EPFO PF Fund Transfer : After changing jobs, transferring Employee Provident Fund (EPF) balance from old company to new company is one of the most important tasks. If you do not transfer PF balance for a long time, then your EPF account becomes dormant.
That is, it is not active and after a few years, interest on it also stops. To avoid all these problems and earn interest on PF, it is important to transfer your EPF balance as soon as you change jobs.
Can PF transfer be done without updating the ‘Date of Exit’ in the EPF account?
According to the Employee Provident Fund Organization (EPFO), to transfer EPF balance, it is mandatory to have updated date of exit from the old employer. Without this, PF cannot be transferred.
EPFO rules
For online transfer, it is very important to update the date of exit on your account. This can be updated only after two months of leaving the job. This date can be of the same month when the old company would have made the last contribution. This date of exit is updated by your previous company or employer on the EPFO ​​site.

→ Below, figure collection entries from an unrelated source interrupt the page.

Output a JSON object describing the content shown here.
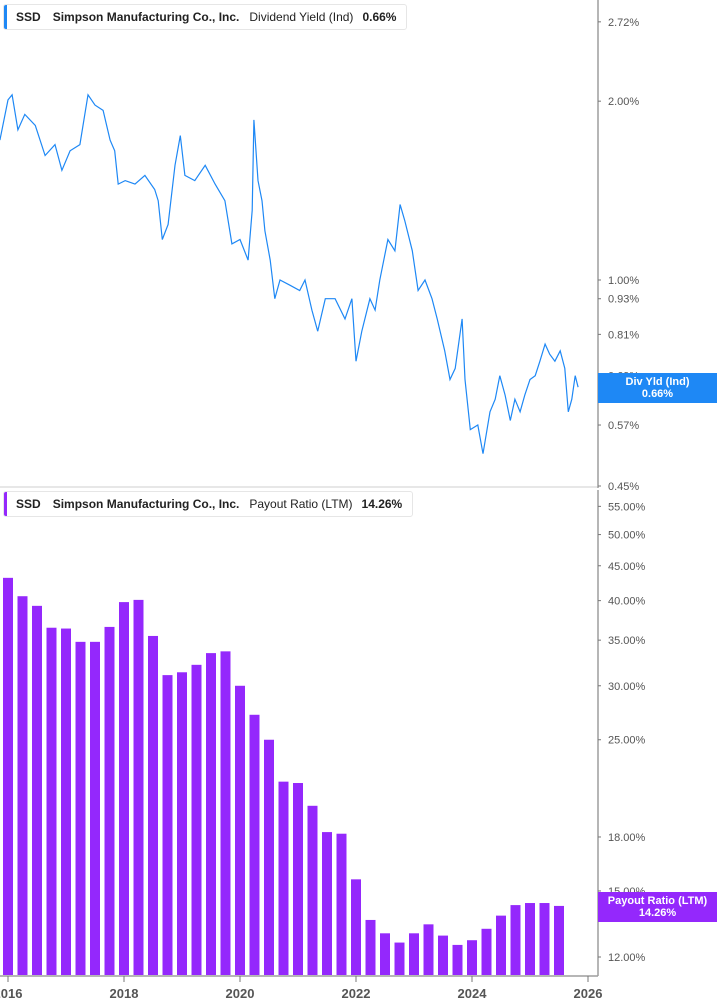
{
  "colors": {
    "yield": "#1e88f5",
    "payout": "#9428fc",
    "axis": "#9e9e9e",
    "label": "#555555"
  },
  "top_legend": {
    "ticker": "SSD",
    "company": "Simpson Manufacturing Co., Inc.",
    "metric": "Dividend Yield (Ind)",
    "value": "0.66%"
  },
  "top_tag": {
    "label": "Div Yld (Ind)",
    "value": "0.66%"
  },
  "bottom_legend": {
    "ticker": "SSD",
    "company": "Simpson Manufacturing Co., Inc.",
    "metric": "Payout Ratio (LTM)",
    "value": "14.26%"
  },
  "bottom_tag": {
    "label": "Payout Ratio (LTM)",
    "value": "14.26%"
  },
  "chart_data": [
    {
      "type": "line",
      "scale": "log",
      "yticks": [
        2.72,
        2.0,
        1.0,
        0.93,
        0.81,
        0.69,
        0.57,
        0.45
      ],
      "ytick_labels": [
        "2.72%",
        "2.00%",
        "1.00%",
        "0.93%",
        "0.81%",
        "0.69%",
        "0.57%",
        "0.45%"
      ],
      "ylim": [
        0.45,
        3.0
      ],
      "series": [
        {
          "name": "Dividend Yield (Ind)",
          "x": [
            2015.86,
            2016.0,
            2016.07,
            2016.17,
            2016.29,
            2016.47,
            2016.64,
            2016.81,
            2016.93,
            2017.07,
            2017.24,
            2017.38,
            2017.5,
            2017.64,
            2017.76,
            2017.84,
            2017.9,
            2018.02,
            2018.19,
            2018.36,
            2018.53,
            2018.59,
            2018.66,
            2018.76,
            2018.88,
            2018.97,
            2019.05,
            2019.22,
            2019.4,
            2019.57,
            2019.74,
            2019.86,
            2020.0,
            2020.14,
            2020.21,
            2020.24,
            2020.31,
            2020.38,
            2020.43,
            2020.52,
            2020.6,
            2020.69,
            2020.86,
            2021.03,
            2021.12,
            2021.24,
            2021.34,
            2021.47,
            2021.64,
            2021.81,
            2021.93,
            2022.0,
            2022.1,
            2022.24,
            2022.33,
            2022.41,
            2022.55,
            2022.67,
            2022.76,
            2022.84,
            2022.97,
            2023.07,
            2023.19,
            2023.31,
            2023.4,
            2023.53,
            2023.62,
            2023.71,
            2023.83,
            2023.88,
            2023.97,
            2024.1,
            2024.19,
            2024.31,
            2024.4,
            2024.48,
            2024.57,
            2024.66,
            2024.74,
            2024.83,
            2024.91,
            2025.0,
            2025.09,
            2025.17,
            2025.26,
            2025.34,
            2025.43,
            2025.52,
            2025.6,
            2025.66,
            2025.72,
            2025.78,
            2025.83
          ],
          "values": [
            1.72,
            2.01,
            2.05,
            1.79,
            1.9,
            1.82,
            1.62,
            1.69,
            1.53,
            1.65,
            1.69,
            2.05,
            1.97,
            1.93,
            1.72,
            1.65,
            1.45,
            1.47,
            1.45,
            1.5,
            1.42,
            1.36,
            1.17,
            1.24,
            1.56,
            1.75,
            1.5,
            1.47,
            1.56,
            1.45,
            1.36,
            1.15,
            1.17,
            1.08,
            1.31,
            1.86,
            1.47,
            1.36,
            1.21,
            1.08,
            0.93,
            1.0,
            0.98,
            0.96,
            1.0,
            0.89,
            0.82,
            0.93,
            0.93,
            0.86,
            0.93,
            0.73,
            0.82,
            0.93,
            0.89,
            1.0,
            1.17,
            1.12,
            1.34,
            1.26,
            1.12,
            0.96,
            1.0,
            0.93,
            0.86,
            0.76,
            0.68,
            0.71,
            0.86,
            0.68,
            0.56,
            0.57,
            0.51,
            0.6,
            0.63,
            0.69,
            0.64,
            0.58,
            0.63,
            0.6,
            0.64,
            0.68,
            0.69,
            0.73,
            0.78,
            0.75,
            0.73,
            0.76,
            0.71,
            0.6,
            0.63,
            0.69,
            0.66
          ]
        }
      ]
    },
    {
      "type": "bar",
      "scale": "log",
      "yticks": [
        55,
        50,
        45,
        40,
        35,
        30,
        25,
        18,
        15,
        12
      ],
      "ytick_labels": [
        "55.00%",
        "50.00%",
        "45.00%",
        "40.00%",
        "35.00%",
        "30.00%",
        "25.00%",
        "18.00%",
        "15.00%",
        "12.00%"
      ],
      "ylim": [
        11.5,
        57
      ],
      "xticks": [
        "2016",
        "2018",
        "2020",
        "2022",
        "2024",
        "2026"
      ],
      "series": [
        {
          "name": "Payout Ratio (LTM)",
          "x": [
            2016.0,
            2016.25,
            2016.5,
            2016.75,
            2017.0,
            2017.25,
            2017.5,
            2017.75,
            2018.0,
            2018.25,
            2018.5,
            2018.75,
            2019.0,
            2019.25,
            2019.5,
            2019.75,
            2020.0,
            2020.25,
            2020.5,
            2020.75,
            2021.0,
            2021.25,
            2021.5,
            2021.75,
            2022.0,
            2022.25,
            2022.5,
            2022.75,
            2023.0,
            2023.25,
            2023.5,
            2023.75,
            2024.0,
            2024.25,
            2024.5,
            2024.75,
            2025.0,
            2025.25,
            2025.5
          ],
          "values": [
            43.2,
            40.6,
            39.3,
            36.5,
            36.4,
            34.8,
            34.8,
            36.6,
            39.8,
            40.1,
            35.5,
            31.1,
            31.4,
            32.2,
            33.5,
            33.7,
            30.0,
            27.2,
            25.0,
            21.7,
            21.6,
            20.0,
            18.3,
            18.2,
            15.6,
            13.6,
            13.0,
            12.6,
            13.0,
            13.4,
            12.9,
            12.5,
            12.7,
            13.2,
            13.8,
            14.3,
            14.4,
            14.4,
            14.26
          ]
        }
      ]
    }
  ]
}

This process is only possible when your Universal Account Number (UAN) is verified with your Aadhaar and mobile number linked to Aadhaar.
Employees can update their Date of Exit themselves on EPFO ​​website
The good thing here is that if your old employer or company does not update the ‘Date of Exit’, then the employee can update it himself by visiting the online portal.
How to update ‘Date of Exit’ for EPF?
Step 1: Visit the EPFO ​​unified portal and log in with UAN and password.
Step 2: Click on the Manage tab and select the Mark Exit option.
Step 3: Select the old PF account number from the dropdown.
Step 4 : Enter the date and reason for exit. Enter the OTP sent to the mobile number linked to Aadhaar and submit the request. Please note here that once the ‘Date of Exit’ is updated, it cannot be changed.
How to check whether EPF has been transferred or not?
According to EPFO, you can check your PF balance by looking at the passbook. For this, first go to the EPFO ​​portal.
- Log in to the EPFO ​​portal.
- Go to the View menu and select the Passbook option.
- Log in with your UAN and password.
- View passbook of all MIDs (Member ID).
- If the balance has been transferred, it will be shown as a credit entry in the PF account of the new company. If the balance has not been transferred, the balance will be shown in the PF account of the old company. In such a case, file an online transfer claim.
Why is EPF balance transfer necessary?
Your balance will be added together with the contributions of all the companies. This will increase the base amount of your PF. There will be no problem in getting the interest. Also, with the increase in the base amount, the interest received on PF will increase. There will be no problem in the future.